MS: Priority will be given to users’ wellbeing, for sure. It also seems that the pace and the severity of the climate change is accelerating rather than slowing down, therefore the measures of projects in the near future should reflect this. All developers should consider the realities of more extreme climate patterns, so we might create more climate change-resilient and adaptable buildings.
BBJ: Are tenants really prepared to pay extra for green features?
NP: Yes. For most of the multinational tenants only newly built green certificated buildings are an option. These occupiers understand that being accommodated in a sustainable environment as the efficiencies of the technical specifications of these buildings are resulting in long-term benefits for them, for which they are definitely ready to pay more.

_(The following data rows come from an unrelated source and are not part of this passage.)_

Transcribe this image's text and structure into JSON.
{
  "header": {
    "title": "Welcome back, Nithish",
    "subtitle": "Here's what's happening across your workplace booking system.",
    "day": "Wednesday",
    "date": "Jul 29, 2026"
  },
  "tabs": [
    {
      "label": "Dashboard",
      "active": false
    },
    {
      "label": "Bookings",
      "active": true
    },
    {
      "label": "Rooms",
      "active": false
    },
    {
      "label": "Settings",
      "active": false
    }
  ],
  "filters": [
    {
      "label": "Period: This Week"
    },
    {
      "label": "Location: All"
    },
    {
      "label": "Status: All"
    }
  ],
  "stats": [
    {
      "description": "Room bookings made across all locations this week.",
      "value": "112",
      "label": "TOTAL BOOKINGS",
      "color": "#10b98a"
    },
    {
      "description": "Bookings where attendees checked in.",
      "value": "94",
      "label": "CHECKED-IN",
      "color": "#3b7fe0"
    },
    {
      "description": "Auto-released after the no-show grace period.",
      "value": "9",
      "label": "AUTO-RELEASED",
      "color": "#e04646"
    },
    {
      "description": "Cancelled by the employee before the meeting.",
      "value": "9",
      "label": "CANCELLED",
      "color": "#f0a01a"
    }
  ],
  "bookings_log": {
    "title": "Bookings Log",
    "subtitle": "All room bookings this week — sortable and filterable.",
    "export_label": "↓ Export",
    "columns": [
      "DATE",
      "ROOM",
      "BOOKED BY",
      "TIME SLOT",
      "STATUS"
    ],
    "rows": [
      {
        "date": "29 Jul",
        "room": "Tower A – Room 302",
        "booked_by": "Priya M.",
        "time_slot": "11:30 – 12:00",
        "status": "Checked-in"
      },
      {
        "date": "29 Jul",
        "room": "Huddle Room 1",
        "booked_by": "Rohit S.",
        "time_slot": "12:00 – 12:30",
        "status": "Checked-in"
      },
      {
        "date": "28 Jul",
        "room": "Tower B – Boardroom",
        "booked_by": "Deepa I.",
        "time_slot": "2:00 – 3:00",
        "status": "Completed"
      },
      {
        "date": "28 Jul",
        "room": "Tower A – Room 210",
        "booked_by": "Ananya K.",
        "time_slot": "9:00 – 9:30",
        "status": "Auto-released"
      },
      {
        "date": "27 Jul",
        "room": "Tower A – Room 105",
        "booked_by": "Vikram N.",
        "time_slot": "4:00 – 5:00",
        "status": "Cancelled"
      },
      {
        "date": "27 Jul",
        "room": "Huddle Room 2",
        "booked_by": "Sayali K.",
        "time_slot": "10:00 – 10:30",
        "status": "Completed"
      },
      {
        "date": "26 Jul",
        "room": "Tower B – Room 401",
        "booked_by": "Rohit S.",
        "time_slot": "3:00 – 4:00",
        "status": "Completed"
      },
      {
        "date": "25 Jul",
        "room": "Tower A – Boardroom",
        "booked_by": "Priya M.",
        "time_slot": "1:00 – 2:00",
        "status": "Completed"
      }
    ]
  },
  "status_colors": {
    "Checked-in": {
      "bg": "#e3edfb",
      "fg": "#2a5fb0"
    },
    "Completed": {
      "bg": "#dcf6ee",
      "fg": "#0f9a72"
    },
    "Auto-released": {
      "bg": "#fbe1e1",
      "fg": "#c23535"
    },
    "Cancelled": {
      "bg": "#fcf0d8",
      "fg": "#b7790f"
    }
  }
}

MS: Tenants are still not qualified enough in terms of sustainable features. They have low-key expectations, for example to work in a certified building, but they are still not willing to pay more for extra sustainable features.
AT: Although companies are more and more devoted to creating healthy working environments to keep and to get new employees, when it comes to realization, unfortunately the financial aspect often takes the lead. But the trend is positive, as tenants are open to pay more money for being green.
BBJ: Is there anything else you would like to add?
MS: Sustainability in a neighborhood-scale project as BudaPart is a more complex and interesting question. We use future-proof smart city solutions that help the buildings to interact with each other and, counter to a standalone sustainable building, our model will have a multiplicative effect in terms of sustainability.
Sustainability and Property Management
Not all the players on the market are developers, of course. We also asked Viktor Nagy, country manager operations Hungary for IMMOFINANZ, about the property management angle.
BBJ: What role does sustainability and “being green” play in the buildings that you manage?
VN: We are fully dedicated to environment protection. Almost all of our Hungarian office portfolio already has, or is proceeding with, the BREEAM “In-Use” certificate. IMMOFINANZ is committed to the responsible use of natural resources, the utilization of climate-friendly technologies, a systematic energy savings strategy, the refurbishment of building substance that is worth preserving and the construction of efficient new buildings. These central points reduce operating costs and emissions and also make an important contribution to environmental protection and tenant satisfaction. The goal is to continuously reduce the consumption of resources while maintaining or improving the quality of building use through energy savings measures and, in this way, realize energy savings and reduce environmental impact and risks.